Kim Wilson, the Minister of Health (File photograph by Blaire Simmons)

Legal changes to level the playing field in jury selection have won unanimous backing in the House of Assembly.

The Criminal Code Amendment No 2 Act 2020 removed the right for prosecutors to “standby” an unlimited number of potential jurors without reason.

Kim Wilson, the Minister of Health, said the change would address a longstanding inequality in the island’s legal system.

She said: “There is a disparity in the jury selection process that could give the appearance of bias in favour of the Crown.”

Jurors are drawn at random from a pool, but the Crown can call on jurors to “stand down” without any reason.

Potential jurors who are stood down can only be called again if the pool is exhausted without a 12-strong jury being formed.

The Crown can still challenge the selection of a juror, but they must explain to the court why the potential juror was not qualified or would be biased.

But defence counsel could only challenge three jurors without reason.

Now the prosecution and defence would be able to dismiss up to three potential jurors without reason during the selection process.

That figure would increase to five in cases where the maximum penalty was life in prison.

Ms Wilson said the amendments would also remove a reference to the death penalty and remove a “sexist” provision that allowed the creation of an all-male jury in cases “where matters of an indecent nature are likely to arise”.

Scott Pearman, the Shadow Minister of Legal Affairs, said the amendments were long overdue and that the standby system had already been removed in other jurisdictions.

Mr Pearman said: “This is something that is bringing the Criminal Code up to modernity.”

He added that it was vitally important for the jury process to be viewed as fair for all, and the amendment would help to ensure that is the case.

Michael Scott, a former attorney-general and justice minister, said prosecutors had for centuries used the jury selection process to “weed out” jurors who might be sympathetic towards the defendant.

Mr Scott added: “It harms and has harmed many defendants that have come before the courts.”

Rolfe Commissiong, a government backbencher, added that it was a shame that it took Bermuda until 2020 to do away with a scheme that “egregiously tilted the scales of justice” and its removal was “no small step” away from systemic racism.

The amendments came just a week after the Supreme Court found that the rule went against the principle of a defendant’s right to a fair trial.

Chief Justice Narinder Hargun ruled that a section of the Criminal Code on juries was inoperative, because it allowed a difference in the number of juror challenges available to the defence and “standbys” that could be made by the prosecution.

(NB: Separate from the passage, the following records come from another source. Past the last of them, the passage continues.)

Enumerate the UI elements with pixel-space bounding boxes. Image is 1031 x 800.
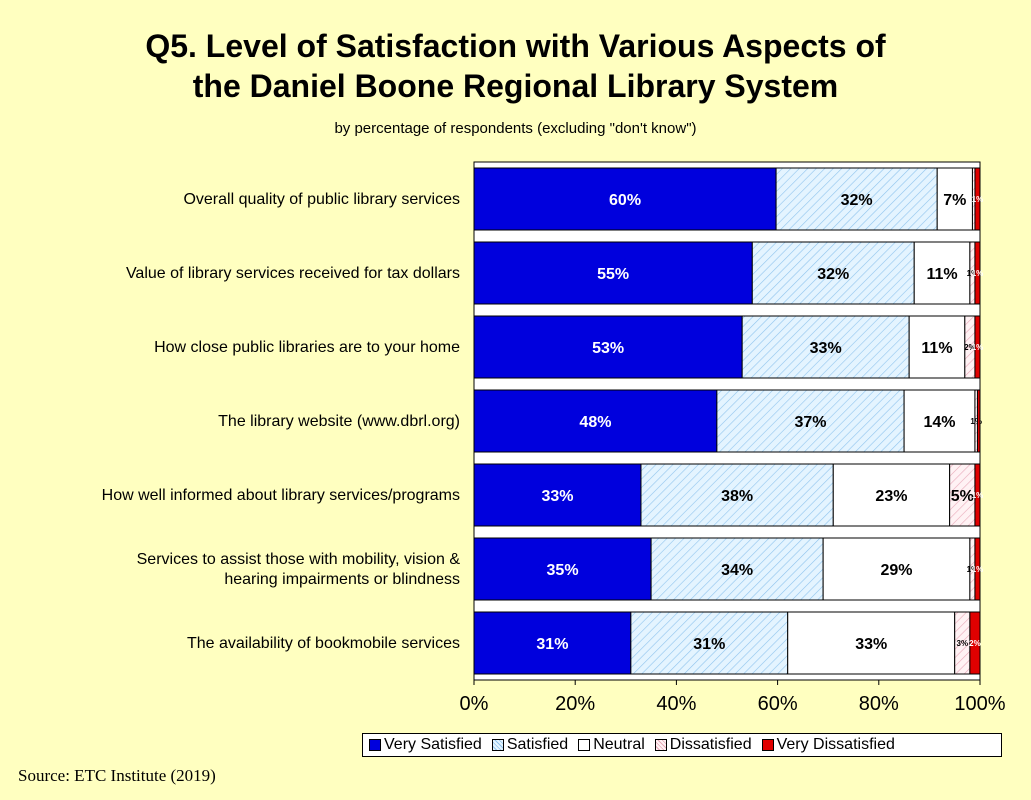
bar-segment bbox=[913, 241, 971, 305]
bar-segment bbox=[630, 611, 789, 675]
bar-segment bbox=[787, 611, 956, 675]
legend-item: Neutral bbox=[578, 736, 645, 754]
bar-segment bbox=[473, 537, 652, 601]
bar-segment bbox=[640, 463, 834, 527]
data-label: 1% bbox=[970, 417, 982, 426]
legend-label: Neutral bbox=[593, 736, 645, 753]
data-label: 1% bbox=[972, 195, 984, 204]
legend-label: Very Dissatisfied bbox=[776, 736, 895, 753]
data-label: 23% bbox=[875, 488, 907, 505]
category-label: The availability of bookmobile services bbox=[187, 635, 460, 652]
data-label: 5% bbox=[951, 488, 974, 505]
x-tick-label: 40% bbox=[656, 693, 696, 715]
bar-segment bbox=[741, 315, 910, 379]
category-label: How well informed about library services… bbox=[102, 487, 460, 504]
chart-legend: Very Satisfied Satisfied Neutral Dissatisfi… bbox=[362, 733, 1002, 757]
data-label: 1% bbox=[972, 565, 984, 574]
data-label: 11% bbox=[926, 266, 957, 283]
bar-segment bbox=[473, 389, 718, 453]
bar-segment bbox=[822, 537, 971, 601]
bar-segment bbox=[974, 315, 981, 379]
legend-label: Dissatisfied bbox=[669, 736, 752, 753]
data-label: 1% bbox=[967, 269, 979, 278]
bar-segment bbox=[908, 315, 966, 379]
legend-item: Satisfied bbox=[491, 736, 569, 754]
legend-swatch bbox=[761, 739, 774, 751]
data-label: 38% bbox=[721, 488, 753, 505]
bar-segment bbox=[775, 167, 938, 231]
bar-segment bbox=[832, 463, 951, 527]
category-label: How close public libraries are to your h… bbox=[154, 339, 460, 356]
data-label: 7% bbox=[943, 192, 966, 209]
bar-segment bbox=[969, 611, 981, 675]
x-tick-label: 100% bbox=[954, 693, 1005, 715]
bar-segment bbox=[473, 241, 753, 305]
bar-segment bbox=[473, 315, 743, 379]
stacked-bar-chart: 60% 32% 7% 1% Overall quality of public libr… bbox=[102, 161, 1006, 715]
data-label: 1% bbox=[967, 565, 979, 574]
bar-segment bbox=[473, 611, 632, 675]
legend-swatch bbox=[369, 739, 381, 751]
category-label: hearing impairments or blindness bbox=[224, 571, 460, 588]
data-label: 33% bbox=[810, 340, 842, 357]
bar-segment bbox=[974, 167, 981, 231]
legend-swatch bbox=[578, 739, 591, 751]
data-label: 31% bbox=[693, 636, 725, 653]
bar-segment bbox=[751, 241, 915, 305]
bar-segment bbox=[903, 389, 976, 453]
data-label: 11% bbox=[921, 340, 952, 357]
x-tick-label: 20% bbox=[555, 693, 595, 715]
data-label: 3% bbox=[957, 639, 969, 648]
data-label: 53% bbox=[592, 340, 624, 357]
x-tick-label: 80% bbox=[859, 693, 899, 715]
bar-segment bbox=[936, 167, 973, 231]
data-label: 37% bbox=[794, 414, 826, 431]
category-label: Services to assist those with mobility, … bbox=[137, 551, 461, 568]
data-label: 48% bbox=[579, 414, 611, 431]
bar-segment bbox=[473, 167, 777, 231]
category-label: Value of library services received for t… bbox=[126, 265, 460, 282]
legend-item: Very Dissatisfied bbox=[761, 736, 895, 754]
x-tick-label: 0% bbox=[460, 693, 489, 715]
data-label: 34% bbox=[721, 562, 753, 579]
chart-subtitle: by percentage of respondents (excluding … bbox=[334, 120, 697, 137]
legend-label: Satisfied bbox=[506, 736, 569, 753]
bar-segment bbox=[473, 463, 642, 527]
data-label: 32% bbox=[817, 266, 849, 283]
bar-segment bbox=[974, 241, 981, 305]
data-label: 1% bbox=[972, 269, 984, 278]
legend-item: Very Satisfied bbox=[369, 736, 482, 754]
data-label: 33% bbox=[541, 488, 573, 505]
bar-segment bbox=[974, 537, 981, 601]
bar-segment bbox=[949, 463, 976, 527]
data-label: 60% bbox=[609, 192, 641, 209]
data-label: 2% bbox=[964, 343, 976, 352]
data-label: 2% bbox=[969, 639, 981, 648]
data-label: 35% bbox=[547, 562, 579, 579]
legend-swatch bbox=[491, 739, 504, 751]
bar-segment bbox=[974, 463, 981, 527]
data-label: 1% bbox=[972, 343, 984, 352]
legend-label: Very Satisfied bbox=[384, 736, 482, 753]
chart-title-line1: Q5. Level of Satisfaction with Various A… bbox=[145, 28, 886, 64]
data-label: 32% bbox=[841, 192, 873, 209]
source-note: Source: ETC Institute (2019) bbox=[18, 766, 216, 785]
x-tick-label: 60% bbox=[758, 693, 798, 715]
bar-segment bbox=[650, 537, 824, 601]
category-label: The library website (www.dbrl.org) bbox=[218, 413, 460, 430]
legend-swatch bbox=[654, 739, 667, 751]
chart-title-line2: the Daniel Boone Regional Library System bbox=[192, 68, 839, 104]
data-label: 31% bbox=[536, 636, 568, 653]
data-label: 33% bbox=[855, 636, 887, 653]
legend-item: Dissatisfied bbox=[654, 736, 752, 754]
data-label: 29% bbox=[880, 562, 912, 579]
data-label: 1% bbox=[972, 491, 984, 500]
bar-segment bbox=[716, 389, 905, 453]
category-label: Overall quality of public library servic… bbox=[183, 191, 460, 208]
data-label: 55% bbox=[597, 266, 629, 283]
bar-segment bbox=[976, 389, 981, 453]
data-label: 14% bbox=[924, 414, 956, 431]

The judgment came after a constitutional application was made by Mark Pettingill on behalf of Jahmico Trott, which was not opposed by the Crown.

Mr Trott, 32, had denied charges of attempted murder, use of a firearm in an indictable offence, possession of a firearm with criminal intent, corruption of a witness and intimidation of a witness.

Mr Pettingill said that during jury selection for Mr Trott’s Supreme Court trial prosecutors “stood by” ten potential jurors, all of them black people.

He did not accuse the Crown of wrongdoing, but maintained the circumstances raised concerns about the appearance of bias and “equality of arms” — that there should be a level playing field.